Les signes cliniques d’héliodermie à proximité d’un mélanome pourraient-ils être un facteur prédictif de réponse aux anti-PD1 comme l’est la TMB ?
Une étude analytique, rétrospective a cherché à répondre à cette question. Trente-quatre patients atteints de mélanome métastatique stade IV, traités en 1re ligne par anti-PD1 ou anti-PD1 + anti-CTL4 et pour lesquels on disposait de photos de la lésion primitive avant initiation du traitement, ont participé à ce travail. L’évaluation de l’héliodermie utilisait une échelle descriptive et une échelle photo-analogique.

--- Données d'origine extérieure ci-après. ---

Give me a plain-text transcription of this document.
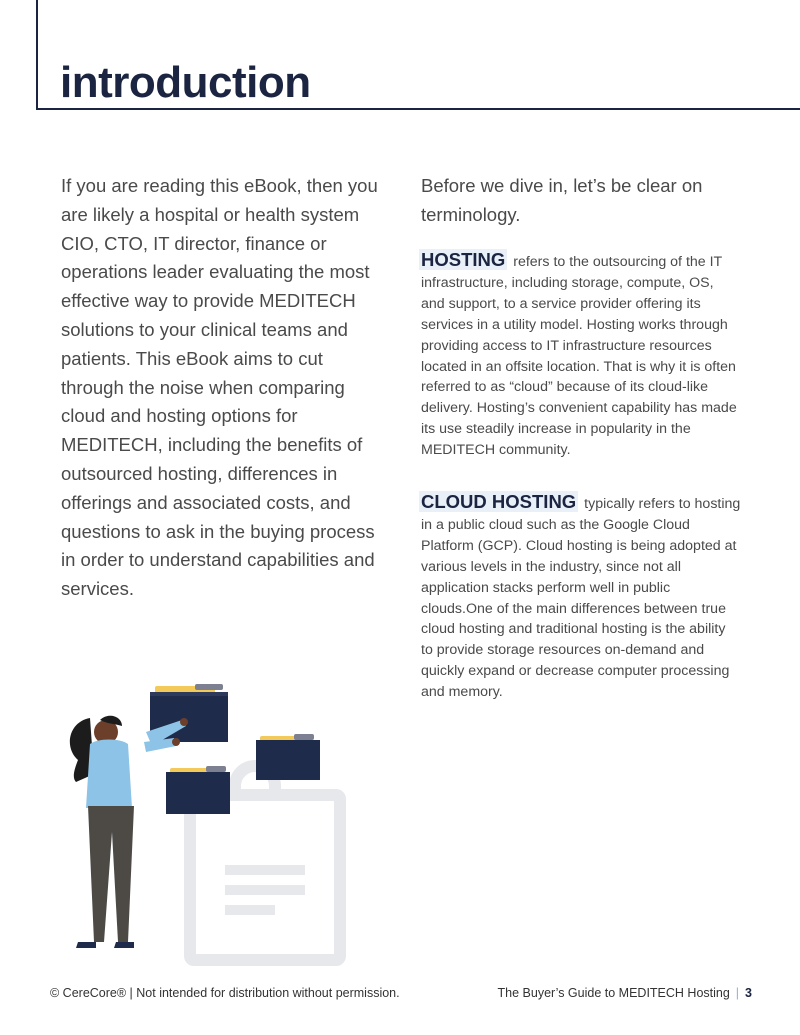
introduction

If you are reading this eBook, then you are likely a hospital or health system CIO, CTO, IT director, finance or operations leader evaluating the most effective way to provide MEDITECH solutions to your clinical teams and patients. This eBook aims to cut through the noise when comparing cloud and hosting options for MEDITECH, including the benefits of outsourced hosting, differences in offerings and associated costs, and questions to ask in the buying process in order to understand capabilities and services.

Before we dive in, let’s be clear on terminology.

HOSTING refers to the outsourcing of the IT infrastructure, including storage, compute, OS, and support, to a service provider offering its services in a utility model. Hosting works through providing access to IT infrastructure resources located in an offsite location. That is why it is often referred to as “cloud” because of its cloud-like delivery. Hosting’s convenient capability has made its use steadily increase in popularity in the MEDITECH community.

CLOUD HOSTING typically refers to hosting in a public cloud such as the Google Cloud Platform (GCP). Cloud hosting is being adopted at various levels in the industry, since not all application stacks perform well in public clouds.One of the main differences between true cloud hosting and traditional hosting is the ability to provide storage resources on-demand and quickly expand or decrease computer processing and memory.

© CereCore® | Not intended for distribution without permission.	The Buyer’s Guide to MEDITECH Hosting | 3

Les auteurs ont montré que les grades d’héliodermie élevés étaient associés à une survie sans progression plus longue : RR = 0,32 (p = 0,0003) pour l’échelle descriptive et RR = 0,41 (p = 0,0004) pour l’évaluation photo-analogique, cela indépendamment de l’âge et du sexe des patients. La médiane de survie sans progression était de 4 mois pour le grade 0 d’héliodermie, de 7 mois pour le grade 1 et elle n’était pas atteinte au terme des 24 mois de l’étude pour les grades 2 et 3. L’évaluation photo-analogique montrait une association positive entre héliodermie élevée et survie globale (RR = 0,74, p = 0,03).
Les taux de réponses objectives étaient plus élevés chez les patients avec une héliodermie de grade 2 ou plus : 77 % vs 24 % pour échelle descriptive et 61 % vs 25 % pour échelle photo-analogique.
L’héliodermie autour d’un mélanome pourrait être un marqueur clinique simple et peu onéreux capable de prédire la réponse à une immunothérapie anti-PD1.